2. The answer to the second question is complex and contains several items:
- as you mention above, the call to Intel MKL RNGs on the vector size 1 is not effective from perspective of the performance. Thus, it makes sense to apply blocking in the computations
- you have the dependence between parameters of the generators on and inside of each iteration of the loop. To resolve it, we might want to try the following approach which relies on the properties of the distribution generators. Let a and beta be displacement and scaling parameters of the Gamma generator, then Gamma(a,beta)=beta*Gamma(0,1)+a. Let a and sigma be mean and standard deviation of the Gaussian generator, than N(a,sigma)=sigma*N(0,1)+a.

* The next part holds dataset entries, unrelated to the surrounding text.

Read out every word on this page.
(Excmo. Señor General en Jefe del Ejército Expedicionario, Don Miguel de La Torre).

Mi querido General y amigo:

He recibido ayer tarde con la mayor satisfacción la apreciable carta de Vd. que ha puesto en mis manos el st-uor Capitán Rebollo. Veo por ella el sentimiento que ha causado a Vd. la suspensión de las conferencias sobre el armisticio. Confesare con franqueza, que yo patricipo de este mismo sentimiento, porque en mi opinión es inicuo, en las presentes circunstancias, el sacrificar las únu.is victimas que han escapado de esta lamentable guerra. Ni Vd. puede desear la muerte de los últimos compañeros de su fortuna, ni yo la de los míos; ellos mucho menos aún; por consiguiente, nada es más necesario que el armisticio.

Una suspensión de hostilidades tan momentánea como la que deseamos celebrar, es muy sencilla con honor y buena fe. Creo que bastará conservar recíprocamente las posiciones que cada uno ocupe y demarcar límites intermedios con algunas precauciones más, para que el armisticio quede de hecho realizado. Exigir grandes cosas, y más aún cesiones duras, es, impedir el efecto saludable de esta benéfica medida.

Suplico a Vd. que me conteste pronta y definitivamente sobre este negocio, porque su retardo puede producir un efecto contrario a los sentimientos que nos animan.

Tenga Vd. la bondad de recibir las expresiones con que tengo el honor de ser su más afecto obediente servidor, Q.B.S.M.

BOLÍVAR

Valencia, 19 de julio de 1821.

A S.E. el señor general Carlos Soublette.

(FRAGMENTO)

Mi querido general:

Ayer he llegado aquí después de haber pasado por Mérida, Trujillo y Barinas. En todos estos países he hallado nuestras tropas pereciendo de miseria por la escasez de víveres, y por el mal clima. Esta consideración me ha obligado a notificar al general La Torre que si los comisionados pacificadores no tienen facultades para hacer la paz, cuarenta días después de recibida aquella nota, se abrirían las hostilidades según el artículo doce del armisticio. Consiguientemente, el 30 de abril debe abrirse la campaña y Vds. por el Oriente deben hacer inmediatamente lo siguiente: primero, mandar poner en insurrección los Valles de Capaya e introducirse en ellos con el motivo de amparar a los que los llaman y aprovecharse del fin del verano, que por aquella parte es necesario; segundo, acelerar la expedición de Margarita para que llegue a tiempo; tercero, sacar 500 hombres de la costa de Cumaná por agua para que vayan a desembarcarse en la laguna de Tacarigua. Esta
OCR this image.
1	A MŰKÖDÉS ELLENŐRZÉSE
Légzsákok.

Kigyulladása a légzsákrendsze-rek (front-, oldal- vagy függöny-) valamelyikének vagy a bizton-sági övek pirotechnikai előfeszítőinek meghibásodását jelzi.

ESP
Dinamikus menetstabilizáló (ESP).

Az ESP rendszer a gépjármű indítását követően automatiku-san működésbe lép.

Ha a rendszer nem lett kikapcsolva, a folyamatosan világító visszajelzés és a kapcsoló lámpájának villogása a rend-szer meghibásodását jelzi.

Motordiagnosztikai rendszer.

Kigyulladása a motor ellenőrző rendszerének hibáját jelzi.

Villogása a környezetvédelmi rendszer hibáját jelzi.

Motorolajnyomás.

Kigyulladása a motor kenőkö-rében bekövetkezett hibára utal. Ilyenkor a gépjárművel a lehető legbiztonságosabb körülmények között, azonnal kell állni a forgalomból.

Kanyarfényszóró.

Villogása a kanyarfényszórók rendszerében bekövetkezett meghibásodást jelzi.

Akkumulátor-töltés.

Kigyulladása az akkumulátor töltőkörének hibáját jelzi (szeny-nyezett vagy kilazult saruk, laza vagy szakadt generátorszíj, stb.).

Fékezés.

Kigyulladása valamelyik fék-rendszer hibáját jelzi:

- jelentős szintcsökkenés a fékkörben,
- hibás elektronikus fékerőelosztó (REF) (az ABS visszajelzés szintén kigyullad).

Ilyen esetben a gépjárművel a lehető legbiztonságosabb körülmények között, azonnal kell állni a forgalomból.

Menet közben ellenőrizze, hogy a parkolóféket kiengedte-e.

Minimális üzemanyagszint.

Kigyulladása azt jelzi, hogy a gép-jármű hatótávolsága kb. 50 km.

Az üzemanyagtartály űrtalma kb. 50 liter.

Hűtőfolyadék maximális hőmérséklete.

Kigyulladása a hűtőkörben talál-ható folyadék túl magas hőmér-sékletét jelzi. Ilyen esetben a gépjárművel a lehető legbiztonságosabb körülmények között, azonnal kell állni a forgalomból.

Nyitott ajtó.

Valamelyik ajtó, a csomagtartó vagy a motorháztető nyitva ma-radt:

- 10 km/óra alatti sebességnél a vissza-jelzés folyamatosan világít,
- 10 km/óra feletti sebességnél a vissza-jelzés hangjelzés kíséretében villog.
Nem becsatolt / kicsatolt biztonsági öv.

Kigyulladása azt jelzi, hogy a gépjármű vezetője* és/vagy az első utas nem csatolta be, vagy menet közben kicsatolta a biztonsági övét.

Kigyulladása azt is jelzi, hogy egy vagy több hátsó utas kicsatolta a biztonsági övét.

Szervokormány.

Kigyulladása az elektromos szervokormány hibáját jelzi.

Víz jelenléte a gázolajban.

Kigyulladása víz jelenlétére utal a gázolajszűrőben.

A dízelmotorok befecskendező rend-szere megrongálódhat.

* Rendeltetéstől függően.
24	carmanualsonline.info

Generate array of Gamma numbers via call to vdrnggamma(VSL_RNG_METHOD_GAMMA_GNORM, stream, n, x, alpha, 0.0, 1.0). Generate array of Gaussian numbers via call to vdrnggaussian( VSL_RNG_METHOD_GAUSSIAN_ICDF, stream2, n, y, 0.0, 1.0 ). Size of both arrays is n.
Use the following recurrent dependence
beta = 0.0;
for all i = 1,...,n
x =a + 1/(4+beta*beta) * x;
y = a + 1/sqrt(x+2)*y;
beta = 1 / (x + 1) + y;
- instead of using the same basic random number generator initialized with different streams you might want to use the generator such as MCG59 which supports LeapFrog feature and help to split the original random number sequence into non-intersecting subsequences. The additional details are available in Intel MKL Manual and VSL RNG notes. The code looks something like this
status = vslnewstream( stream, VSL_BRNG_MCG59, seed )
status=vslcopystream( stream2,stream )
status=vslleapfrogstream( stream, 0, 2 )
status=vslleapfrogstream( stream2, 1, 2 )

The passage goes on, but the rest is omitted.